Vallee’nin düşünceleri yapılan alışılmış açıklamalara daha mantıklı bir yaklaşım getirir. Ona göre yapılan bu denetleme süreci içindeki UFO gözlemleri, fiziksel olaylar (yanılmalar) değil, gerçektir ve bilerek yapılmaktadır. Tüm bu belirsiz gözlemler ve halüsinasyonlar ile insanları korkutarak belirsiz olarak kalmaya çalışırlar.
Peki Tanrı tüm bunlara ne diyor? İncil’de neler yazmaktadır? İncil, Büyük Tufandan önce dünyada var olan ve “Nephilim” denilen süper olağanüstü varlıklardan bahseder. Nephilim, Tanrı’nın oğulları ile insanlardan doğma kadınların birlikteliğinden meydana gelen insanüstü varlıklardır. Ancak bu birliktelik insanlığın yazgısını belirler. İyi, temiz yürekli olan erkeklerle insan olan, şeytani kadınların birlikte olması ve insanların çoğalması Tanrı’nın yargısını gerektirecek bir insanlık yaratır.

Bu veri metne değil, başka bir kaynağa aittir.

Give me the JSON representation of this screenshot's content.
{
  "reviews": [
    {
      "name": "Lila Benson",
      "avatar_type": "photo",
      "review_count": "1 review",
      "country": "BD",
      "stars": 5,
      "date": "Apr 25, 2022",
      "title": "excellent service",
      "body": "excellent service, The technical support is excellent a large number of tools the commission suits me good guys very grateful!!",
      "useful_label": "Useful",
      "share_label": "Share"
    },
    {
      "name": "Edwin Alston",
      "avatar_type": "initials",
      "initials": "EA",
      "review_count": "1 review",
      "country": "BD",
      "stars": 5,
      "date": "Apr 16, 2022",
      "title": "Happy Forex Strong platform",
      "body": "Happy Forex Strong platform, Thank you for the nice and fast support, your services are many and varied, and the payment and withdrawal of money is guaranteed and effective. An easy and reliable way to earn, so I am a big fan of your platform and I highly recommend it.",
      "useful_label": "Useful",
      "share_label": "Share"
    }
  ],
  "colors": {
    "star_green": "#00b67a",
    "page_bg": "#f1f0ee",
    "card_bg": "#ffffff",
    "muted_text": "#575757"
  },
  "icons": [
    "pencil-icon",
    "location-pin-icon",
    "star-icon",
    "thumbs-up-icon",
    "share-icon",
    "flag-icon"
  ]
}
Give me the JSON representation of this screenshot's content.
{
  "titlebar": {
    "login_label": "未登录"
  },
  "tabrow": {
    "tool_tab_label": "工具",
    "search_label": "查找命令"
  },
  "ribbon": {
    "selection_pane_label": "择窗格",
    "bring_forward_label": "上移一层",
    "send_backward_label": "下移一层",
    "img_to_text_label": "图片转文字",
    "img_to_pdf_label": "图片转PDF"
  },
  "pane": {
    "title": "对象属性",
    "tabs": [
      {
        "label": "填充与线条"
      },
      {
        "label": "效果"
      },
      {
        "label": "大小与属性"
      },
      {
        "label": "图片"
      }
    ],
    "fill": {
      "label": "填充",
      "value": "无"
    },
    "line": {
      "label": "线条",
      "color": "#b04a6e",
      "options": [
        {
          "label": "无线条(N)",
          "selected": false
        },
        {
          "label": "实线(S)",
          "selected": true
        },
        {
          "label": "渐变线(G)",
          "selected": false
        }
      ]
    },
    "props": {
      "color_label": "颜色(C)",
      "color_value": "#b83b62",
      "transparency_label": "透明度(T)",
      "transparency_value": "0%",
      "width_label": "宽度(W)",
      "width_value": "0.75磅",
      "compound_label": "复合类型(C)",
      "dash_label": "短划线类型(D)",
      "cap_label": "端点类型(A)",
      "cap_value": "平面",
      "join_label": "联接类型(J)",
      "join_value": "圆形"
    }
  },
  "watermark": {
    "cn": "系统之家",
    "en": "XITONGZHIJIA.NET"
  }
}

İncil’de şöyle der: “Ve İsa dedi ki, dünyanın üzerinde yaratmış olduğum hem insanları hem de yaratığı ve sürünen şeyleri ve havada yaşayan hayvanları yok edeceğim, çünkü onları yarattığım için pişmanım.” Dünya tufana tutulur. Bu olaydan sonra insanlığı yaratacak olan en kusursuz varlık Nuh’tur. Nuh, Tanrı ile beraber yürümektedir. Ancak Nuh’un zamanında görülmüştür ki, Nuh’ta kusursuz değildir…Artık Tanrı’nın bir tek dayanağı kalmıştır. Kusursuz olan ve kendisi ile beraber yürüyen uygarlık insanlık değil, ama Dünya dışı varlıklardır. California Maywood vaftiz kilisesi hatibi Dr. I.D.E. Thomas’ın sözleri: “Zamanın sonu geldiğinde, Dünya dışı varlıklar, şeytansı varlıklar dünyanın sonunu getiren en büyük saldırıyı yapacaklar. İşte o an, belki de İsa tekrar gözükebilir ve insanlık için yeni bir başlangıç olabilir.”